About 60 farmers, environmental advocacy group members, water and sewer professionals, local government officials and a few members of the general public listened Wednesday evening at the Comfort Inn on Edwin Miller Boulevard in Martinsburg to presentations by EPA and West Virginia Department of Environmental Protection representatives about the Chesapeake Bay Restoration program's impact on the Eastern Panhandle.

The program would place limits on the amount of nutrients, that is nitrogen and phosphorus, and sediments that can get into the Chesapeake Bay through its tributaries, like the Potomac River.

One of the targets of those limits is agriculture operations, which produce nutrient runoff that is transported via rivers, streams and creeks up stream from the bay.

Limits on the amount of pollution getting into the bay from storm water runoff and waste water treatment plants are the other two main targets of the program.

The Chesapeake Bay watershed includes the eight-county Eastern Panhandle and all or part of Delaware, the District of Columbia, Maryland, New York, Pennsylvania and Virginia. A very small part of Monroe County in southern West Virginia also is part of the Chesapeake Bay watershed area.

The Chesapeake Bay restoration program was initiated through an executive order by President Barack Obama in May 2009 that in effect forced the EPA to develop an enhanced strategy to reduce pollution in the bay by setting very strict limits, or total maximum daily loads, on nutrient and sediment pollution.

Those TMDLs, referred to as a pollution diet, were released in early July and placed limits on nutrient and sediment loads that can be allowed by each state.

According to information provided by the EPA, West Virginia's new limit on nitrogen pollution under the Chesapeake Bay Restoration program is about 4.7 million pounds per year. In 2009, according to EPA information, West Virginia's nitrogen load was 5.75 million pounds per year.

For phosphorus, West Virginia's new TMDL has been set at 740,000 pounds per year. The 2009 level was 830,000 pounds per year.

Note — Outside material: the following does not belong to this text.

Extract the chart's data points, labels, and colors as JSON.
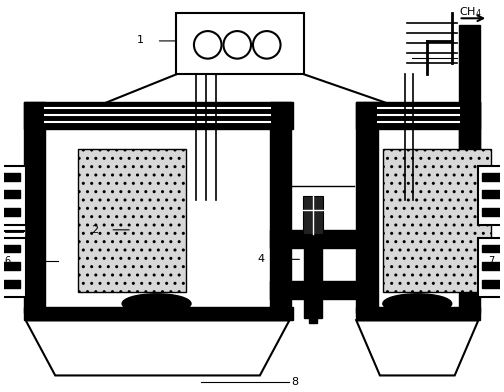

West Virginia's limit for sediment under the new TMDL is 264.8 million pounds per year. The 2009 level was 375.1 million pounds for year.

Agriculture operations are called non-point discharge sources, meaning pollution from most farms comes through runoff of fertilizers, manure or other byproducts of farming into waterways, making the amount of nutrient pollution more difficult to measure.

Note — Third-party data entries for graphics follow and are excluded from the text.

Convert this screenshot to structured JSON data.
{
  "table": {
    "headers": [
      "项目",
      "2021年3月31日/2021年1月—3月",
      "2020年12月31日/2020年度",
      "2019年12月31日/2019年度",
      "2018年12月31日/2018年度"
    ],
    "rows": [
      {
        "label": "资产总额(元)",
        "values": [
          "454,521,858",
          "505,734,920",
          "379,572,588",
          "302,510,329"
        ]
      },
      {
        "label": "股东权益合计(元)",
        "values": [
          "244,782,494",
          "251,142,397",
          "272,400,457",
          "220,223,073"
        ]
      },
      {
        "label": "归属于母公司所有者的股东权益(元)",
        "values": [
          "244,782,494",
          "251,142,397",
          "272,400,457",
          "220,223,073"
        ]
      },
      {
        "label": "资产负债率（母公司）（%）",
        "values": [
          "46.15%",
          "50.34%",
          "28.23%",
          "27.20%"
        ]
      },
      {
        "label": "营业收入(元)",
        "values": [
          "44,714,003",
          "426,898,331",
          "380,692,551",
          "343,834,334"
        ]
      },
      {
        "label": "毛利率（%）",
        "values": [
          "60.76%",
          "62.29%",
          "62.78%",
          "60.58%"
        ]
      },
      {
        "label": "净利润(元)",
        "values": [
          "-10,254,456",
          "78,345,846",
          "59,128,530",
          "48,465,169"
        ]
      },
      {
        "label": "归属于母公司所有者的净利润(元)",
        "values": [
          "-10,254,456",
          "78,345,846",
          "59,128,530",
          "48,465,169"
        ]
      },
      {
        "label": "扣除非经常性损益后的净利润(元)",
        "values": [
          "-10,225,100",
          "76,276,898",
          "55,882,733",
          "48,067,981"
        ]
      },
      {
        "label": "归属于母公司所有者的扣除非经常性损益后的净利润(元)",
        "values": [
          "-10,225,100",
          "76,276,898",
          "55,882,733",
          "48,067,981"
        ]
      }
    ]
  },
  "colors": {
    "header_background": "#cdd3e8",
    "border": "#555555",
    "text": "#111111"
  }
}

"I have yet to see a pipe run from a farm into a creek," said Tabb, whose family has been farming in Jefferson County for several generations. "These benchmarks are unreasonably high. How are we going to meet these unreasonable increases? We're already doing a good job."

On the other hand, wastewater treatment plant discharges are easy to measure because sewer treatment facilities, in effect, do have a pipe and therefore are easier to put pressure on to comply with the new, more stringent requirements to lower nutrients getting into the bay's tributaries.

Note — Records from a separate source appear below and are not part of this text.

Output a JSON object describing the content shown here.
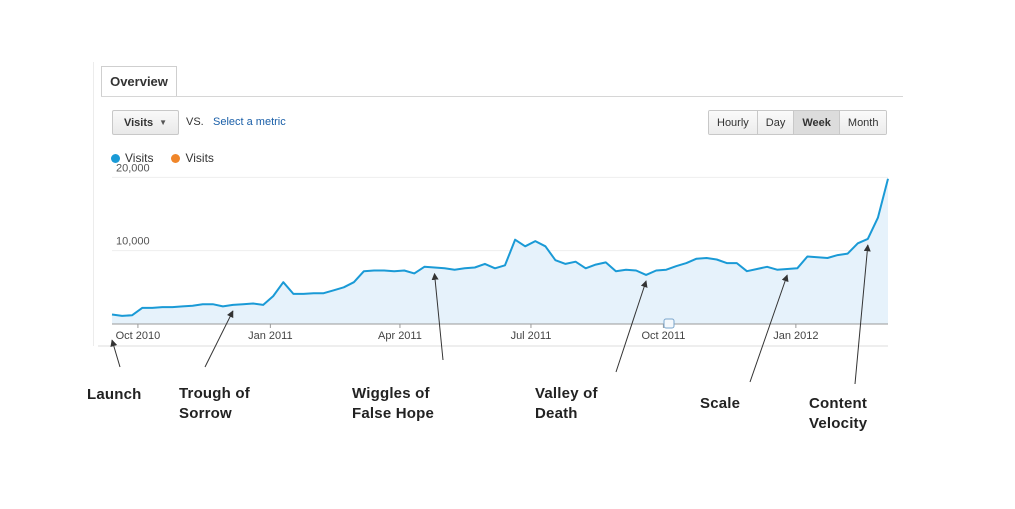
{
  "tab": {
    "label": "Overview"
  },
  "toolbar": {
    "metric_label": "Visits",
    "vs_label": "VS.",
    "select_metric_label": "Select a metric",
    "ranges": [
      "Hourly",
      "Day",
      "Week",
      "Month"
    ],
    "active_range": "Week"
  },
  "legend": [
    {
      "label": "Visits",
      "color": "#1a9ad6"
    },
    {
      "label": "Visits",
      "color": "#f0862a"
    }
  ],
  "chart_data": {
    "type": "area",
    "x": [
      "2010-09-13",
      "2010-09-20",
      "2010-09-27",
      "2010-10-04",
      "2010-10-11",
      "2010-10-18",
      "2010-10-25",
      "2010-11-01",
      "2010-11-08",
      "2010-11-15",
      "2010-11-22",
      "2010-11-29",
      "2010-12-06",
      "2010-12-13",
      "2010-12-20",
      "2010-12-27",
      "2011-01-03",
      "2011-01-10",
      "2011-01-17",
      "2011-01-24",
      "2011-01-31",
      "2011-02-07",
      "2011-02-14",
      "2011-02-21",
      "2011-02-28",
      "2011-03-07",
      "2011-03-14",
      "2011-03-21",
      "2011-03-28",
      "2011-04-04",
      "2011-04-11",
      "2011-04-18",
      "2011-04-25",
      "2011-05-02",
      "2011-05-09",
      "2011-05-16",
      "2011-05-23",
      "2011-05-30",
      "2011-06-06",
      "2011-06-13",
      "2011-06-20",
      "2011-06-27",
      "2011-07-04",
      "2011-07-11",
      "2011-07-18",
      "2011-07-25",
      "2011-08-01",
      "2011-08-08",
      "2011-08-15",
      "2011-08-22",
      "2011-08-29",
      "2011-09-05",
      "2011-09-12",
      "2011-09-19",
      "2011-09-26",
      "2011-10-03",
      "2011-10-10",
      "2011-10-17",
      "2011-10-24",
      "2011-10-31",
      "2011-11-07",
      "2011-11-14",
      "2011-11-21",
      "2011-11-28",
      "2011-12-05",
      "2011-12-12",
      "2011-12-19",
      "2011-12-26",
      "2012-01-02",
      "2012-01-09",
      "2012-01-16",
      "2012-01-23",
      "2012-01-30",
      "2012-02-06",
      "2012-02-13",
      "2012-02-20",
      "2012-02-27",
      "2012-03-05"
    ],
    "series": [
      {
        "values": [
          1300,
          1100,
          1200,
          2200,
          2200,
          2300,
          2300,
          2400,
          2500,
          2700,
          2700,
          2400,
          2600,
          2700,
          2800,
          2600,
          3800,
          5700,
          4100,
          4100,
          4200,
          4200,
          4600,
          5000,
          5700,
          7200,
          7300,
          7300,
          7200,
          7300,
          6900,
          7800,
          7700,
          7600,
          7400,
          7600,
          7700,
          8200,
          7600,
          8000,
          11500,
          10600,
          11300,
          10600,
          8700,
          8200,
          8500,
          7600,
          8100,
          8400,
          7200,
          7400,
          7300,
          6700,
          7300,
          7400,
          7900,
          8300,
          8900,
          9000,
          8800,
          8300,
          8300,
          7200,
          7500,
          7800,
          7400,
          7500,
          7600,
          9200,
          9100,
          9000,
          9400,
          9600,
          11000,
          11600,
          14500,
          19800
        ]
      }
    ],
    "x_ticks": [
      "Oct 2010",
      "Jan 2011",
      "Apr 2011",
      "Jul 2011",
      "Oct 2011",
      "Jan 2012"
    ],
    "y_ticks": [
      "20,000",
      "10,000"
    ],
    "ylim": [
      0,
      21000
    ],
    "grid": true,
    "annotations": [
      {
        "text": "Launch",
        "x": "2010-09-13"
      },
      {
        "text": "Trough of\nSorrow",
        "x": "2010-12-06"
      },
      {
        "text": "Wiggles of\nFalse Hope",
        "x": "2011-04-25"
      },
      {
        "text": "Valley of\nDeath",
        "x": "2011-09-19"
      },
      {
        "text": "Scale",
        "x": "2011-12-26"
      },
      {
        "text": "Content\nVelocity",
        "x": "2012-02-20"
      }
    ]
  }
}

"We can't meet those requirements," Jane Arnett, Charles Town's utilities manager, explained after the meeting, adding that the city's treatment plant would have to be upgraded to achieve the strict levels placed on it by the EPA.

"We have a proposal for a 20-year upgrade that would be a $20 million to $30 million project," she said. "(The EPA requirements) would significantly increase the costs."

Officials with Martinsburg have said it could cost that city as much as $45 million to upgrade its sewer treatment plant to meet the new nutrient control requirements, and officials with the Berkeley County Public Service Sewer District have said it would cost that PSD as much as $40 million to meet the new requirements.

It would cost an estimated $180 million to $240 million to bring all the wastewater treatment plants in the greater, eight-county Panhandle into compliance with the new TMDLs, officials said.

However, Arnett said discussions between all the vested parties are moving in a positive direction.

"We're optimistic things can be worked out," she said.